An official website of the United States government, Department of Justice.

Correlates and Consequences of Adolescent Victimization and Offending

Award Information

Award #
Funding Category
Competitive Discretionary
Congressional District
Funding First Awarded
Total funding (to date)

Description of original award (Fiscal Year 2017, $199,997)

BJS’s Visiting Fellows Program aims to facilitate collaboration between academic scholars and government researchers in survey methodology, statistics, economics, and social sciences. Visiting fellows have the unique opportunity to address substantive, methodological, and analytic issues relevant to BJS programs and to further knowledge about and understanding of the operation of the criminal justice system. Fellowship applicants are expected to have a recognized research record or considerable expertise in their area of proposed research. Applicants must submit a detailed research proposal, which will be evaluated on the applicability of the research to BJS programs, the value of the proposed research to science, and the quality of the applicant's research record. The program offers researchers an opportunity to conduct statistical research in a particular area of mutual interest to them and BJS, examine innovative approaches to the analysis and dissemination of BJS data, and interact with BJS staff to gain first-hand knowledge of developments in BJS statistical programs. Each year the solicitation identifies priority project areas for applicants to consider addressing in preparing their proposals.

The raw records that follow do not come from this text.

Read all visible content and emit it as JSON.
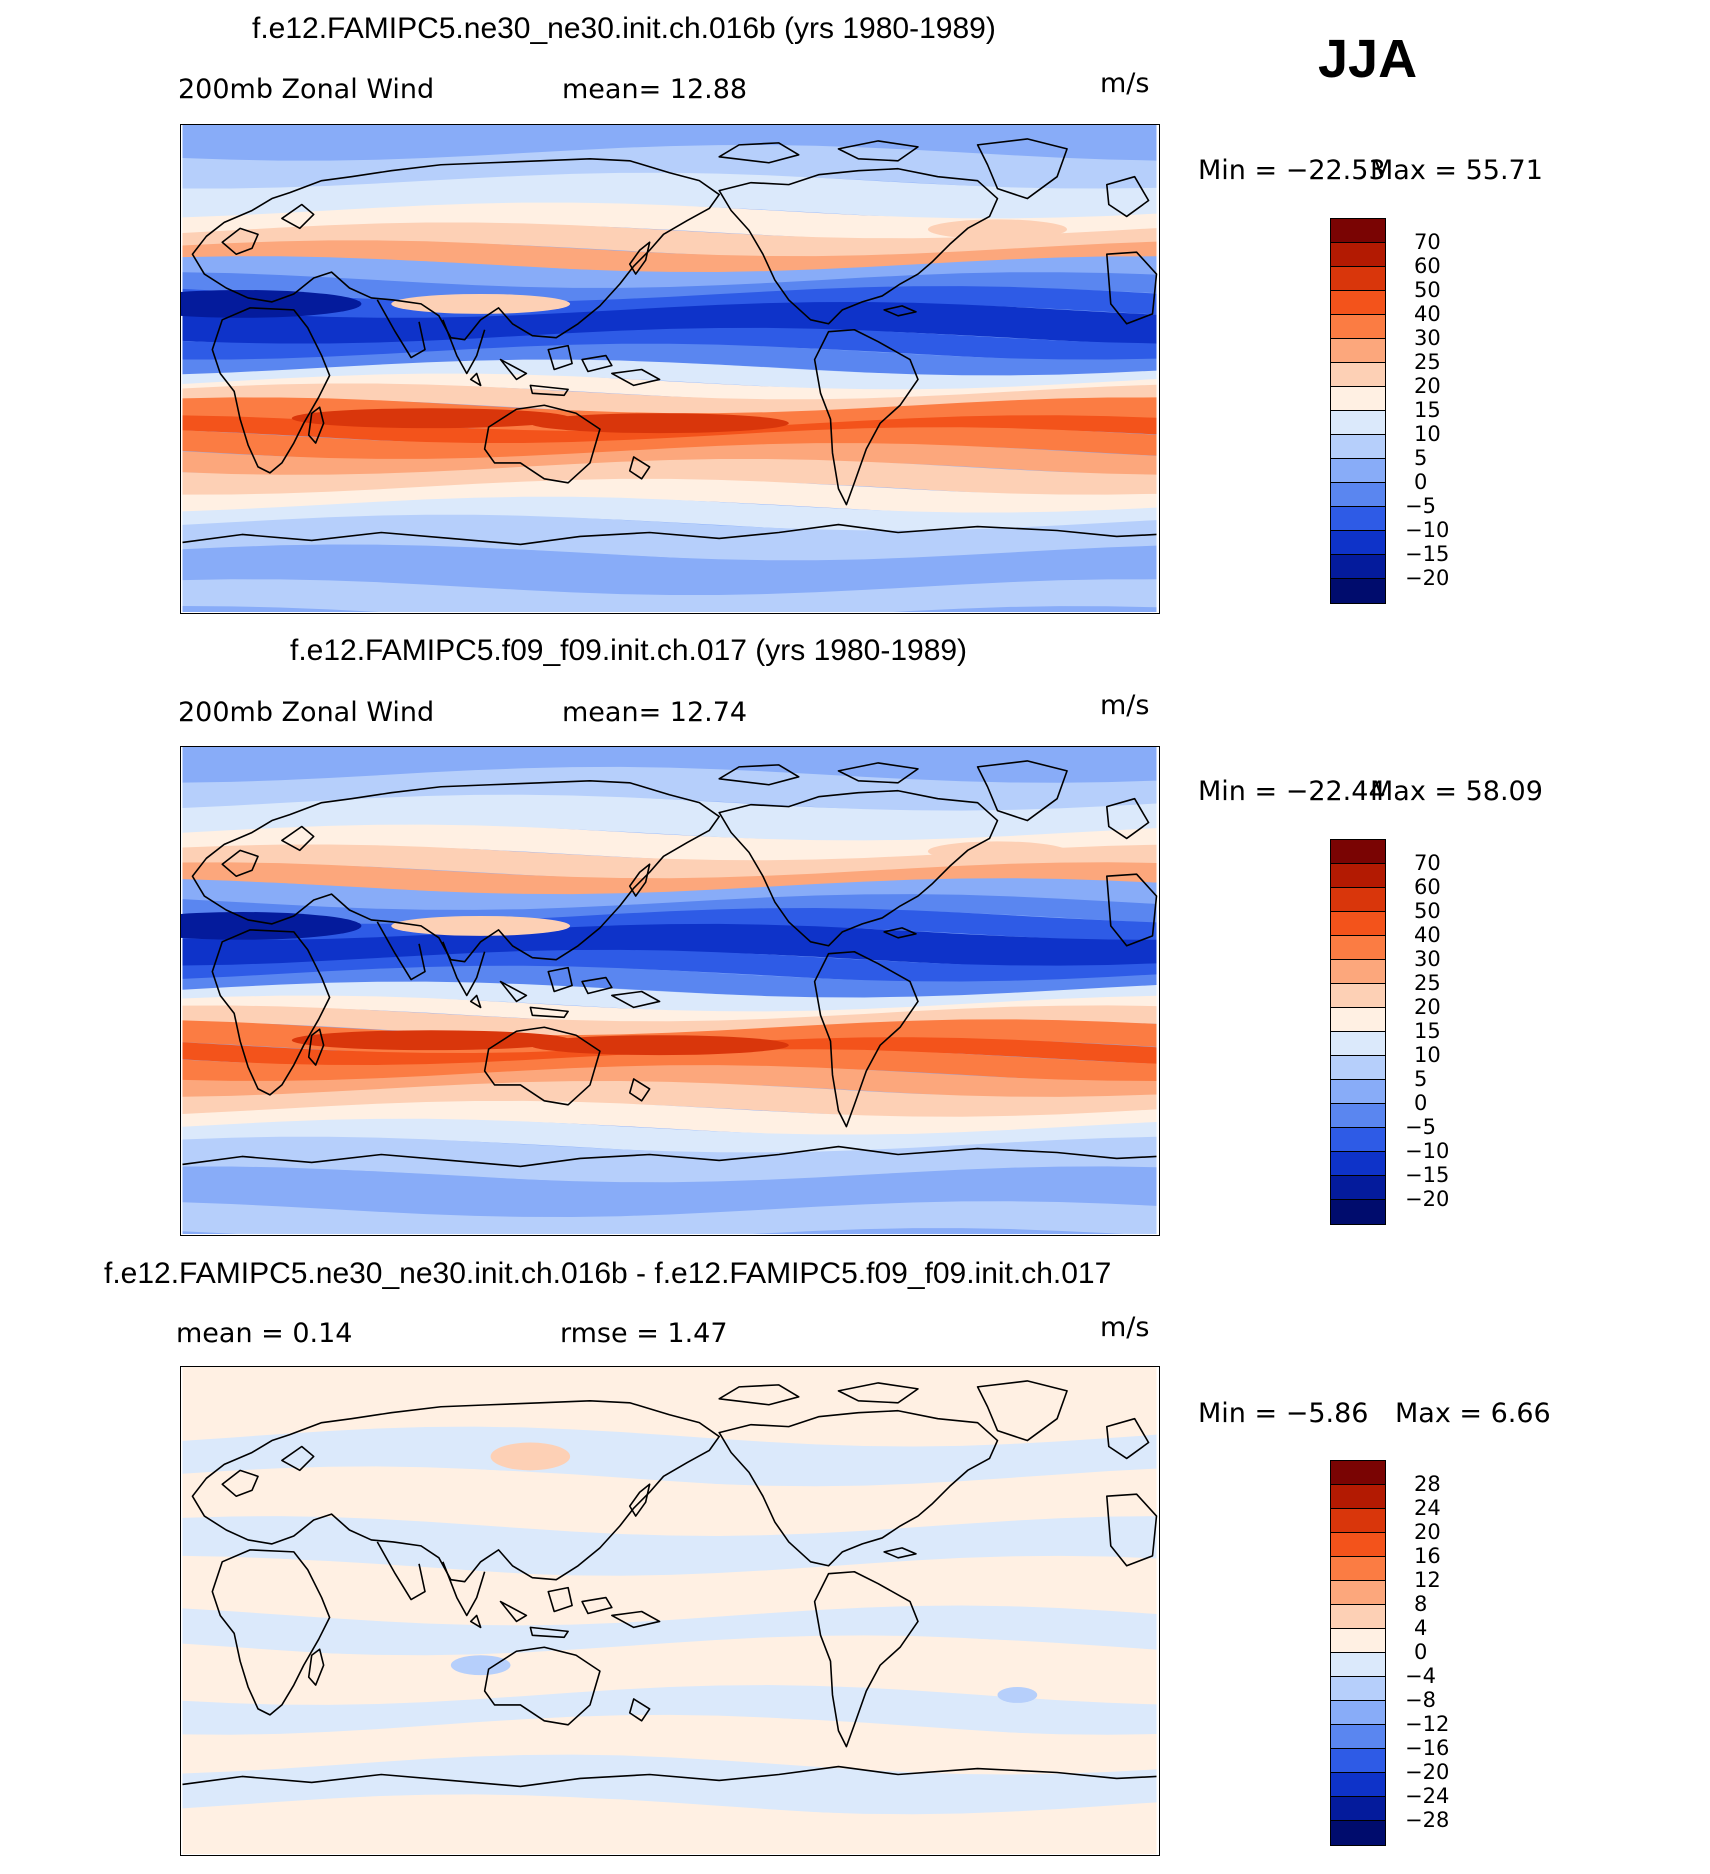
{
  "season": "JJA",
  "units": "m/s",
  "panels": [
    {
      "title": "f.e12.FAMIPC5.ne30_ne30.init.ch.016b (yrs 1980-1989)",
      "left_label": "200mb  Zonal  Wind",
      "center_label": "mean=   12.88",
      "min_label": "Min  =  −22.53",
      "max_label": "Max  =    55.71",
      "colorbar_ticks": [
        "70",
        "60",
        "50",
        "40",
        "30",
        "25",
        "20",
        "15",
        "10",
        "5",
        "0",
        "−5",
        "−10",
        "−15",
        "−20"
      ]
    },
    {
      "title": "f.e12.FAMIPC5.f09_f09.init.ch.017 (yrs 1980-1989)",
      "left_label": "200mb  Zonal  Wind",
      "center_label": "mean=   12.74",
      "min_label": "Min  =  −22.44",
      "max_label": "Max  =    58.09",
      "colorbar_ticks": [
        "70",
        "60",
        "50",
        "40",
        "30",
        "25",
        "20",
        "15",
        "10",
        "5",
        "0",
        "−5",
        "−10",
        "−15",
        "−20"
      ]
    },
    {
      "title": "f.e12.FAMIPC5.ne30_ne30.init.ch.016b - f.e12.FAMIPC5.f09_f09.init.ch.017",
      "left_label": "mean  =     0.14",
      "center_label": "rmse  =     1.47",
      "min_label": "Min  =    −5.86",
      "max_label": "Max  =      6.66",
      "colorbar_ticks": [
        "28",
        "24",
        "20",
        "16",
        "12",
        "8",
        "4",
        "0",
        "−4",
        "−8",
        "−12",
        "−16",
        "−20",
        "−24",
        "−28"
      ]
    }
  ],
  "colorbar_colors": [
    "#7a0403",
    "#b31a02",
    "#d9360b",
    "#f3531b",
    "#fb7c43",
    "#fca77c",
    "#fdd0b5",
    "#fff0e3",
    "#dbe9fb",
    "#b6cffb",
    "#88acf8",
    "#5a86f0",
    "#2e5be6",
    "#0e33c9",
    "#041b9c",
    "#000c6d"
  ],
  "icon_names": [
    "world-coastline-map-icon",
    "colorbar-icon"
  ]
}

This award is being made to The Pennsylvania State University on behalf of BJS Visiting Fellow Dr. R. Barry Ruback, for the project entitled, “Correlates and Consequences of Adolescent Victimization and Offending.”

The fellowship has three goals:

(1) The visiting fellow plans to continue his past research on repeat victimization, hate crimes, and the reporting of crime to the police. Noting that adolescents have high rates of victimization of all types and relatively low rates of reporting victimizations to the police, it is felt that the three research areas would be central to a better understanding of the correlates and consequences of adolescent victimization. These research questions would be analyzed primarily using data from the National Crime Victimization Survey (NCVS).

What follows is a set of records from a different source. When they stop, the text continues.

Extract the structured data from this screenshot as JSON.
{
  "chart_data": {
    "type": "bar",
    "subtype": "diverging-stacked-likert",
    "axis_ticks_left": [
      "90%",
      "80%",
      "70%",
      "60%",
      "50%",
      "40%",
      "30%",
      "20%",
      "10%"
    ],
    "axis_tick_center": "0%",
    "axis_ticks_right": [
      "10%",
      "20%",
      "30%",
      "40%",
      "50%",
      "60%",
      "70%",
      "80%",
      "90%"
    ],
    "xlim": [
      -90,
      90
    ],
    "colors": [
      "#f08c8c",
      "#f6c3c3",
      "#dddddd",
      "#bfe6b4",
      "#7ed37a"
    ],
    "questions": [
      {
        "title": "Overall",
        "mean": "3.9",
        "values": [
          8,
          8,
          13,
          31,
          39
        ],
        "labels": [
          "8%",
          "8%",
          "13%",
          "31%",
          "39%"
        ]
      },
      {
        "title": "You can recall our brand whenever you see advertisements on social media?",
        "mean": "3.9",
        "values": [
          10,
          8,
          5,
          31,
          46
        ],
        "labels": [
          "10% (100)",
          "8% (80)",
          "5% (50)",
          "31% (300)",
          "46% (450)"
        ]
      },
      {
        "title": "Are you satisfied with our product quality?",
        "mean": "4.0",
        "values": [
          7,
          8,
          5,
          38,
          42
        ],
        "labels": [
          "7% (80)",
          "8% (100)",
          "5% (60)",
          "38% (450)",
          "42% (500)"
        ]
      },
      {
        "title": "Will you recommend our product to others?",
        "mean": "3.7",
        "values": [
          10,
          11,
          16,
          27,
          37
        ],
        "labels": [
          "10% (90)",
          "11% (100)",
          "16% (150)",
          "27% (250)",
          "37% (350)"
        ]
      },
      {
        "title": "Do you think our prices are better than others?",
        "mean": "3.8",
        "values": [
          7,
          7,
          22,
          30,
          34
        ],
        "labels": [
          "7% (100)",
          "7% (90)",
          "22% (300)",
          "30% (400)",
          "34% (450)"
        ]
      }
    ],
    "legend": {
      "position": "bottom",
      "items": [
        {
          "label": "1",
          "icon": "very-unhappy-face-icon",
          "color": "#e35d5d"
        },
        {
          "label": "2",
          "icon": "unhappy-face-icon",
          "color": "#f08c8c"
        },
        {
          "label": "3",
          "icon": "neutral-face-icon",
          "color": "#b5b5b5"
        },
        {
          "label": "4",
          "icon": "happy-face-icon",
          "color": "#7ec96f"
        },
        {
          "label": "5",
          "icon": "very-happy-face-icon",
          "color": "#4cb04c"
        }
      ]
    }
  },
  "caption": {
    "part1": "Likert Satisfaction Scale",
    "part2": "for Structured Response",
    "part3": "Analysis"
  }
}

(2) The visiting fellow will work with BJS and OJJDP staff on projects with reference to ongoing programs at OJJDP. In particular, two research initiatives that would examine mediating mechanisms would be relevant. One is the victim-offender overlap, which would examine proposed individual-level mechanisms. The second is how drug and alcohol use mediate the link between victimization and repeat victimization and the reciprocal link between victimization and offending.

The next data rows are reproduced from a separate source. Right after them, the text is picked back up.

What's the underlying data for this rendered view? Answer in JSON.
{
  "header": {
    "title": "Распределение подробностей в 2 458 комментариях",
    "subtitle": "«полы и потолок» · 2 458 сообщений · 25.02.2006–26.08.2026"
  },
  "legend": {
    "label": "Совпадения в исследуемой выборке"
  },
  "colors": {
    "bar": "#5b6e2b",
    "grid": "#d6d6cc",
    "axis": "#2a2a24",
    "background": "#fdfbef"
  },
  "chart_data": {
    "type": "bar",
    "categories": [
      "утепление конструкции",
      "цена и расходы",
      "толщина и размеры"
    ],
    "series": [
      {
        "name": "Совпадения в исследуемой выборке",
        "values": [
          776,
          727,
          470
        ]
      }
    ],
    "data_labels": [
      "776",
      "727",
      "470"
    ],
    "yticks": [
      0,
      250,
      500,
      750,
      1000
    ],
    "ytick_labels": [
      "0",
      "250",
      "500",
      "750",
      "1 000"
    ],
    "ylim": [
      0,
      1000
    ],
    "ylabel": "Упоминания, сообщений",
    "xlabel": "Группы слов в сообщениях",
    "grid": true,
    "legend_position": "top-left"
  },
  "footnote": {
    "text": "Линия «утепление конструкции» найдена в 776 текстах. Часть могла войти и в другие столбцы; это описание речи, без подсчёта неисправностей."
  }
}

(3) The visiting fellow will work with BJS and OJJDP staff to develop a set of analyses and statistical tables that would be undertaken and published on a regular basis (e.g., every year, every three years), in the same way that BJS publishes reports on victimization, prisoners, etc. on a predetermined schedule. In addition to these three research goals, the proposed project would help in the training of at least one PSU graduate student in the use of data collected by BJS and of interest to OJJDP. (CA/NCF)

Note: This project contains a research and/or development component, as defined in applicable law.